Dense-core granule formation and function
We have shown that dense-core granule biogenesis and release in secondary cells is controlled by Bone Morphogenetic Protein (BMP) signalling. The BMP ligand, DPP, is loaded into the cores and activates BMP signalling when released, increasing the rate of new dense-core granule compartment formation. When males mate, they rapidly secrete approximately four dense cores, stimulating more BMP signalling and promoting biogenesis of new dense cores, so that the accessory gland lumen can be rapidly replenished. We have also characterised some of the subcellular trafficking steps involved in making these compartments.
More recently, we have shown that if in some genetic manipulations where Rab11-exosomes fail to form normally, dense cores are either very small or are not made. Our hypothesis, which we are currently testing, is that these vesicles act as primers for the aggregation of proteins that form the dense core, an idea consistent with several studies that suggest protein aggregation and amyloidogenesis are catalysed by intraluminal vesicles in endosomal compartments. In a collaborative study with Prof Matthew Wood and Prof Deborah Goberdhan, we have shown that the glycolytic enzyme GAPDH, which is known to be trafficked to the external surface of some exosomes, is involved in clustering exosomes in secondary cells, a process that also appears to be required for normal dense core biogenesis.
Secondary cells produce dense-core granules, which are so large that when they are fluorescently labelled, they can be visualised with a simple fluorescence stereomicroscope. This is allowing us to develop simple genetic screens to identify other regulators of dense-core granule formation that might further explain their biogenesis.
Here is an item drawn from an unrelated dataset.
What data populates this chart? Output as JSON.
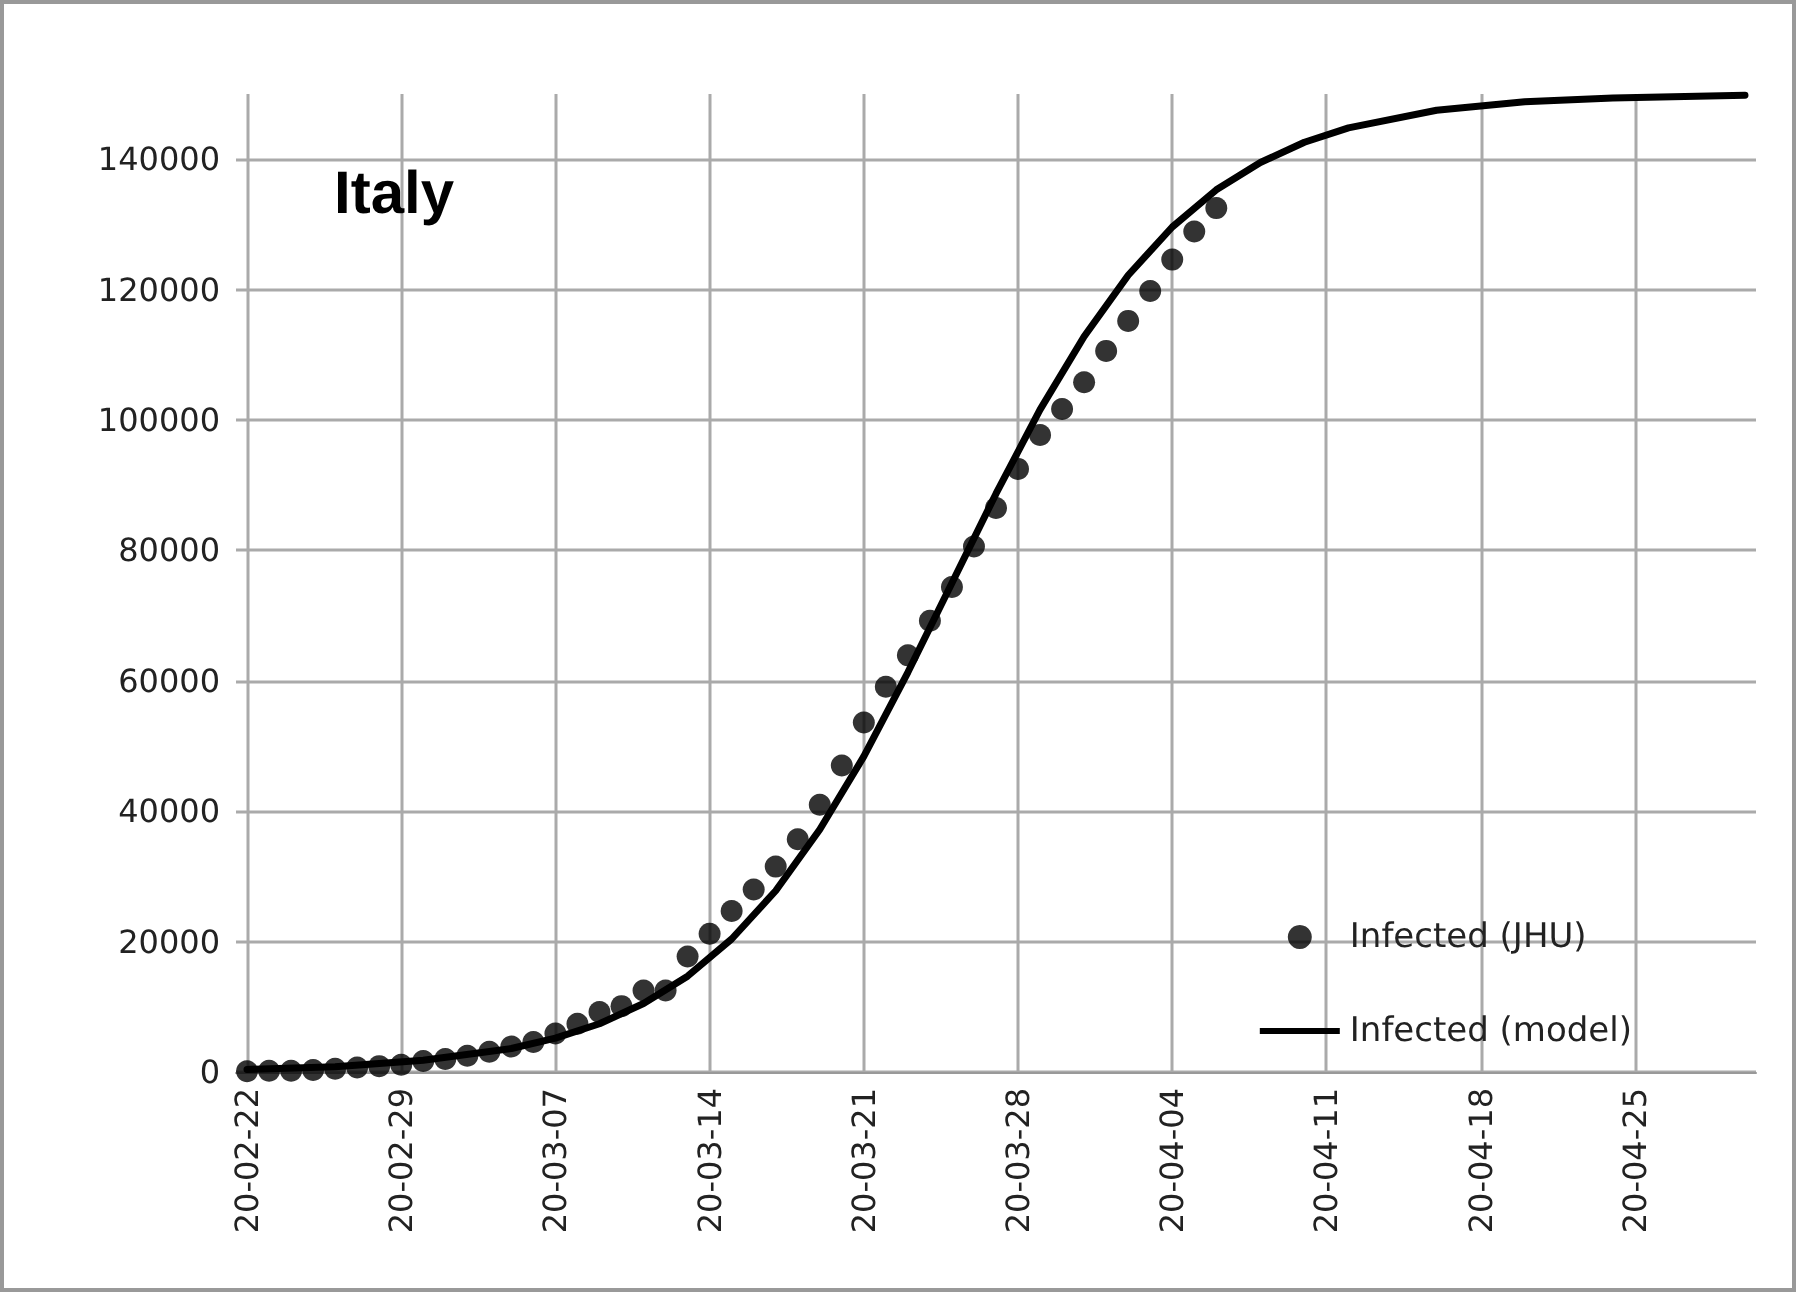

Our work has linked together endosomal trafficking, protein aggregation events in dense-core granule biogenesis and the formation of Rab11-exosomes. This brings together three basic biological processes that play critical roles in health and disease, and the secondary cell system continues to allow us to unravel the biological significance of these associations and the mechanisms involved.
Some of the proteins that control dense-core granule formation in secondary cells have already been implicated in endocrinological diseases and amyloidogenic degenerative disease. We are developing models to screen for genetic manipulations that suppress disease phenotypes that we induce in secondary cells, which may provide novel leads in devising new treatments in humans.
Image Description: Dense-core granule compartments in secondary cells
Confocal image of living secondary cell expressing a GFP construct, which marks membranes (including the plasma membrane and compartment limiting membranes) and dense cores, and stained with LysoTracker Red to label acidic compartments. One dense-core granule compartment is marked by an arrow. Scale bar = 10 µm. From Redhai et al., 2016.